I’m pretty much done with deciding how cards “ought” to look (Bacchus appearing in the Vandenborre Tarot–read about it here–seemed to have cured me of that). If I’m just reading cards, then I’m just reading cards, period. But this deck’s Hanged Man! I just about had a relapse, plunging me into wonderful confusion. L’impiccato–the Hanged–is a toddler whose rope is a chain of leaves or braided grass, held up by two birds. (Quirky factoid: top hits from googling “l’impiccato,” as I did to double-check my understanding of the Italian, are images of the word-game Hangman.) The green chain isn’t even tied around his ankle, so though he has the traditional posture of bent leg and arms behind back, it’s pretty clear he could be on his feet in an instant. He looks lots happier than the two children in Il Sole, whose dismayed expressions are that of two little girls shocked at the antics of a “bad” boy, possibly this L’impiccato himself. Like the boy who climbs to the very top of the monkey bars when teacher’s back is turned, he wears a tiny Mona Lisa smile.

Given that I find this deck, with its thick cardstock and toothy texture, to be almost impossible to shuffle, I’ve spent more time looking at the cards than throwing them. I haven’t yet had L’impiccato appear in a reading. But I’d just had Le Pendu come up in a reading with the Noblet Tarot de Marseille, so I had an idea. What if I swapped Le Pendu for this Hanged Kid? How would that change what I saw?

The question: What do I need to give to the course I’m about to take? (originally read using Jean Noblet Tarot)

Justice–The Hanged Man–Temperance

hanged man version 1

The original interpretation: You need to surrender your current level of clear-eyed, yet static truth, in order to open to a more flowing level of skill.

Now: Same question, same spread, but substituting L’impiccato for Le Pendu:

hanged man version 2

The new version: I see the principal ready to mete out justice, but the school cook is keeping an eye on the naughty child while she washes up.  So: Keep a low profile and you’ll get help from unexpected places. Don’t kick the teacher. (Looks like the child is about to give Justice the boot.)

And reading the question and the answer with all three cards from La Corte dei Tarocchi?

hanged man version 3

You are a dreamy beginner in the midst of some heavy-duty academic types. Are you sure you want to take this course and become like them?

So I think L’impiccato will do just fine, if he will let himself be shuffled.

Oh, and the title of this blog post?
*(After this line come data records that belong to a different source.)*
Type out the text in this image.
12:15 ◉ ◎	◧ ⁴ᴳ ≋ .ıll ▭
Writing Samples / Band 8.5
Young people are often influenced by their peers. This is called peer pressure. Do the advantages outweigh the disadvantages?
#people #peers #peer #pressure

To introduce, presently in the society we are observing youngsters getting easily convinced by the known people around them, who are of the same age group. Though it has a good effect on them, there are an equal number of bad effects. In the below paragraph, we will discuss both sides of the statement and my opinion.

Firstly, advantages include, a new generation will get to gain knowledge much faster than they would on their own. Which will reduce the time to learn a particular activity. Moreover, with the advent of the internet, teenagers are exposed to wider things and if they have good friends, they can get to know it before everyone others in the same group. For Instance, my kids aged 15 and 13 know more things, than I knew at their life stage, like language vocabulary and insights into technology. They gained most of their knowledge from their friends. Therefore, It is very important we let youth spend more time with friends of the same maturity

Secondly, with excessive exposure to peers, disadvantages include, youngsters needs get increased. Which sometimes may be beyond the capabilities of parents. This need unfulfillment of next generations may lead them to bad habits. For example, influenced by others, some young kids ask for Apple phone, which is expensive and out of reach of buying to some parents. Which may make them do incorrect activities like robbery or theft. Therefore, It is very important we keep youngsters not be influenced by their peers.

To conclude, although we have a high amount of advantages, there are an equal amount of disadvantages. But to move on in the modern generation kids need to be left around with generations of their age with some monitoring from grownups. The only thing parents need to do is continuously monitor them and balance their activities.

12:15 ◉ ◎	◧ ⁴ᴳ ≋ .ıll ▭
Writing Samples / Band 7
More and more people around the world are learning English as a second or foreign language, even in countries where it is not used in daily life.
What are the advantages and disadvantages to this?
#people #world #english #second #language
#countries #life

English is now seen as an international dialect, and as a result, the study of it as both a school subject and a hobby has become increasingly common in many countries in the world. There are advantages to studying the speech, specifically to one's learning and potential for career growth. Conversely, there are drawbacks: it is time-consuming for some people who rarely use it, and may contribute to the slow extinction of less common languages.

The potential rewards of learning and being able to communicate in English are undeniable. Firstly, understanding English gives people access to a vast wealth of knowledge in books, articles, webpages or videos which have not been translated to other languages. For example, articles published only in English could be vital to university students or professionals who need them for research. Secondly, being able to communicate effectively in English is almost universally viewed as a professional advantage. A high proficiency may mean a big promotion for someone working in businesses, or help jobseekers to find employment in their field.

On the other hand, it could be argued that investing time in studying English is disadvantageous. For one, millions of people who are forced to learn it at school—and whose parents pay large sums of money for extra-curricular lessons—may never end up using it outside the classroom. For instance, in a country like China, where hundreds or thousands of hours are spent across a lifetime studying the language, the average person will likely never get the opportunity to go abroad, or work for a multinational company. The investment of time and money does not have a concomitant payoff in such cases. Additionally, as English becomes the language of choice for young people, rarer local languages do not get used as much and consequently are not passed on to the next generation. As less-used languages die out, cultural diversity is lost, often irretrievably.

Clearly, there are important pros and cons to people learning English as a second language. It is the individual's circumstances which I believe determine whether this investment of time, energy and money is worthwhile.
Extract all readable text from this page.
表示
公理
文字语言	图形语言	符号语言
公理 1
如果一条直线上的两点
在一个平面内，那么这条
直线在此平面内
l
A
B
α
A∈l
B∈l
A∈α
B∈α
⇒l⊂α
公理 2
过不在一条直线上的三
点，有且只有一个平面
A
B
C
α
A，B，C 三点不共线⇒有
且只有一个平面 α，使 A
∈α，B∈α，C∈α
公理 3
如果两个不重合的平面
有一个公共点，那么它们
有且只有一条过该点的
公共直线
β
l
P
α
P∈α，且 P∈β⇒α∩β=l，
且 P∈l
I love those fanciful English collective nouns for animals–a murder of crows, a clutter of cats. What expression might suit my collection of Hanged Men, pictured at the start of this post? After reviewing a compendium of nouns here I settled on the noun for turtle doves–a piteousness of doves. Maybe our hanged sinners are saints after all.

Note: I’m not a Tarot historian, just an internet reveler. Some sources that fueled my thoughts are here, herehere and here

Cards:

“Group photo” Row 1 L to R: Dame Fortune’s Wheel (Paul Huson); Soprafino (Lo Scarabeo Ancient Italian Tarot edition); Noblet (Peterson restoration, 2016); Madenie (1st ed. reproduced by Yves Renaud); Vandenborre (Game of Hope reproduction, 2016); Row 2 L to R: Ship of Fools Tarot (Williams, based on 16th c. woodcuts from the book Ship of Fools); Vieville (Sivilixi reproduction); Visconti Tarot (Lo Scarabeo restoration); Tarot de Paris (Andre Dimanche/Grimaud reproduction); Gassman c. 1810 (Game of Hope reproduction); Side card: Cary-Yale Visconti Tarocchi (US Games ed).

Tarot de Jean Noblet (Flornoy restoration)

La Corte Dei Tarocchi (D’Onofrio/Il Meneghello)

Blog contents © 2016 by the author.

8 thoughts on “A Piteousness of Hanged Men

  1. Eva Luba

    Thank you for your delightful post on the hanged man card. It’s the card that’s always spoken to me deeply. What a find — this L’impiccato! A really different view.